The WPTAS is administered in a quiet environment that does not contain obvious cues around the patient that could assist them with answering the orientation questions (e.g. clocks or calendars). The scale can be adapted to be used for patients who are unable to communicate verbally.

The severity of injury is based on the time it takes for an individual to emerge from PTA. The Westmead PTA Scale utilises the severity classification system developed by previous PTA research.

| Duration of PTA | Severity | Appropriate Measure |
|---|---|---|
| Less than 24 hours | Mild | AWPTAS |
| 1–7 days | Severe | WPTAS |
| 1–4 weeks | Very Severe | WPTAS |
| > 4 weeks | Extremely Severe | WPTAS |

WPTAS Severity Classification

Given the design of the scale, The WPTAS is only appropriate to use for individuals with PTA duration greater than 24 hours. An abbreviated version of the WPTAS, the AWPTAS, can be used to measure PTA duration in individuals with a PTA of less than 24 hours.

==Research==

The WPTAS was designed for patients with closed traumatic brain injury, and subsequent research on the scale has centred on this clinical population. The WPTAS has been found to have high interrater reliability and predictive validity.
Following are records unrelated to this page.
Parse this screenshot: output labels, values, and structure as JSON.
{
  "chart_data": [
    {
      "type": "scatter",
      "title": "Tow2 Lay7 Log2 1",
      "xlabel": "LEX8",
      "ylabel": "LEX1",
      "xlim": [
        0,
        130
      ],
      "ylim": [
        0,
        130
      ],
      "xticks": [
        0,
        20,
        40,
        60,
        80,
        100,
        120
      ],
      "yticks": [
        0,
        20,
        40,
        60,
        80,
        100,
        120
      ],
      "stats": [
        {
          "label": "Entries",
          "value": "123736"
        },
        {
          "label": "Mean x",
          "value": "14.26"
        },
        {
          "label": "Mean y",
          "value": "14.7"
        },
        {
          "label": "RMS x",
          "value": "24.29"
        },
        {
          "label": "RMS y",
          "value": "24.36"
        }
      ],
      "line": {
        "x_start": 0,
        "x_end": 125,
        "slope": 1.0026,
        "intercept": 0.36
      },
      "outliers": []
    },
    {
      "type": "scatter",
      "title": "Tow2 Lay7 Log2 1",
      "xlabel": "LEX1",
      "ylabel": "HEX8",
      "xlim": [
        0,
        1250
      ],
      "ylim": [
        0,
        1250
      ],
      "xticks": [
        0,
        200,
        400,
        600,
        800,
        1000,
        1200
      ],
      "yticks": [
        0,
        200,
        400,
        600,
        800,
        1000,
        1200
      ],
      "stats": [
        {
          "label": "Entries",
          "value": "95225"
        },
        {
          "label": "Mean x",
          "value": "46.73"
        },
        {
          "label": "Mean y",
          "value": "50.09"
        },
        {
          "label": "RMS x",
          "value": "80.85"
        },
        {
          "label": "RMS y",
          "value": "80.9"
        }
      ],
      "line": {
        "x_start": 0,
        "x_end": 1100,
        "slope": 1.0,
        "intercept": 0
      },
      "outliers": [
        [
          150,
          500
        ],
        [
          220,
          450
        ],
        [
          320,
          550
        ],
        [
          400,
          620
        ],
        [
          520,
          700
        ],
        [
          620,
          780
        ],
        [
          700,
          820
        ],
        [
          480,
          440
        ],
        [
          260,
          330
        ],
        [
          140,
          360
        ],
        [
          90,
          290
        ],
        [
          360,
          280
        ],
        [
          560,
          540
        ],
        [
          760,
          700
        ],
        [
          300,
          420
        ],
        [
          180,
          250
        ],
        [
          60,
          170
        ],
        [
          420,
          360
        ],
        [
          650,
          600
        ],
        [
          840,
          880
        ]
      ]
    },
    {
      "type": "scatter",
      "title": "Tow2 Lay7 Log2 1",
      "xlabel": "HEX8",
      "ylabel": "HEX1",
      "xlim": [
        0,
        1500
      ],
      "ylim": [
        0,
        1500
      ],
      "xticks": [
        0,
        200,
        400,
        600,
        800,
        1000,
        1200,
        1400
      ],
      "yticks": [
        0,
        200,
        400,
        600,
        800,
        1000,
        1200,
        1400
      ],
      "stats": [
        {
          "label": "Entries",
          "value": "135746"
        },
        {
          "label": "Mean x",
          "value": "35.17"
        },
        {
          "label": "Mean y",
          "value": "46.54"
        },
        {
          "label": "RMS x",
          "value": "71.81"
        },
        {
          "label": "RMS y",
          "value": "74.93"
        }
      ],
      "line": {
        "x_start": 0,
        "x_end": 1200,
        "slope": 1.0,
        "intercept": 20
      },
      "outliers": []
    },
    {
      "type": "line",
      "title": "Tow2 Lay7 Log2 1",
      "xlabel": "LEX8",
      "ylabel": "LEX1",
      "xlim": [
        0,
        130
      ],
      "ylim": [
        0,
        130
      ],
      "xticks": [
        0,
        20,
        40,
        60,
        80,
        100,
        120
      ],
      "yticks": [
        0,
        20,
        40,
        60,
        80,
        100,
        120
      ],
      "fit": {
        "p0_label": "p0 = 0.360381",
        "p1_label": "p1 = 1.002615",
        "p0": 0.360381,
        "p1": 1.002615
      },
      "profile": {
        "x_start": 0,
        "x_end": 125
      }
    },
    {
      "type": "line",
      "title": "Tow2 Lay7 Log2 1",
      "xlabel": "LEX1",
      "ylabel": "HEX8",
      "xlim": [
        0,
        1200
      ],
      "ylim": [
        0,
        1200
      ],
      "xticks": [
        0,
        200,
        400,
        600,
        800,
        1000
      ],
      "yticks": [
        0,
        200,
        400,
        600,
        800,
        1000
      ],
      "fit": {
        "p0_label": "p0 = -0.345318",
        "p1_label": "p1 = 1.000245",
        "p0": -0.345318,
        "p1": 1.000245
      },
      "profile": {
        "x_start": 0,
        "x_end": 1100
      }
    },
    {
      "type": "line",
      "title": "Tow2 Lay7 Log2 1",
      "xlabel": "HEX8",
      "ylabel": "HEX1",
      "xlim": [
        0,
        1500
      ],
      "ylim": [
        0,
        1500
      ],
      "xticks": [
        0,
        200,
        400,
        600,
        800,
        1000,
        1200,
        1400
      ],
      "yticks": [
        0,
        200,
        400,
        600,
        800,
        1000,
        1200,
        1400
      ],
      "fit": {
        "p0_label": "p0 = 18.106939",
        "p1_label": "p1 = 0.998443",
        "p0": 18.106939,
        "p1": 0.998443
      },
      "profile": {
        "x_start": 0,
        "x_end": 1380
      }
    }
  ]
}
Although originally designed for assessing PTA in adult populations, preliminary normative data from hospitalised non head-injured children suggests that the WPTAS may be suitable for use in children as young as eight years of age. Research suggests that the WPTAS may not be appropriate in children younger than seven years of age given that very few non head-injured 6-7 year olds are able to achieve the required criteria of the scale (i.e. perfect scores across three consecutive days).

==Abbreviated Westmead PTA Scale==

The AWPTAS, derived from the Revised WPTAS, includes the five verbal orientation items from the Glasgow Coma Scale (GCS) and three picture cards used to measure memory. The RWPTAS has been shown to be more accurate than the Glasgow Coma Scale in the identification of cognitive deficits in patients with mild TBI. The A-WPTAS is administered hourly rather than daily. It is used for measuring the length of PTA following a mild traumatic brain injury (that is, when PTA is less than 24 hours).

The AWPTAS is administered according to specific guidelines. A patient is considered to be out of PTA the first time they attain optimal scores of 18 out of 18 (15 out of 15 on the GCS, 3 out of 3 on the picture cards.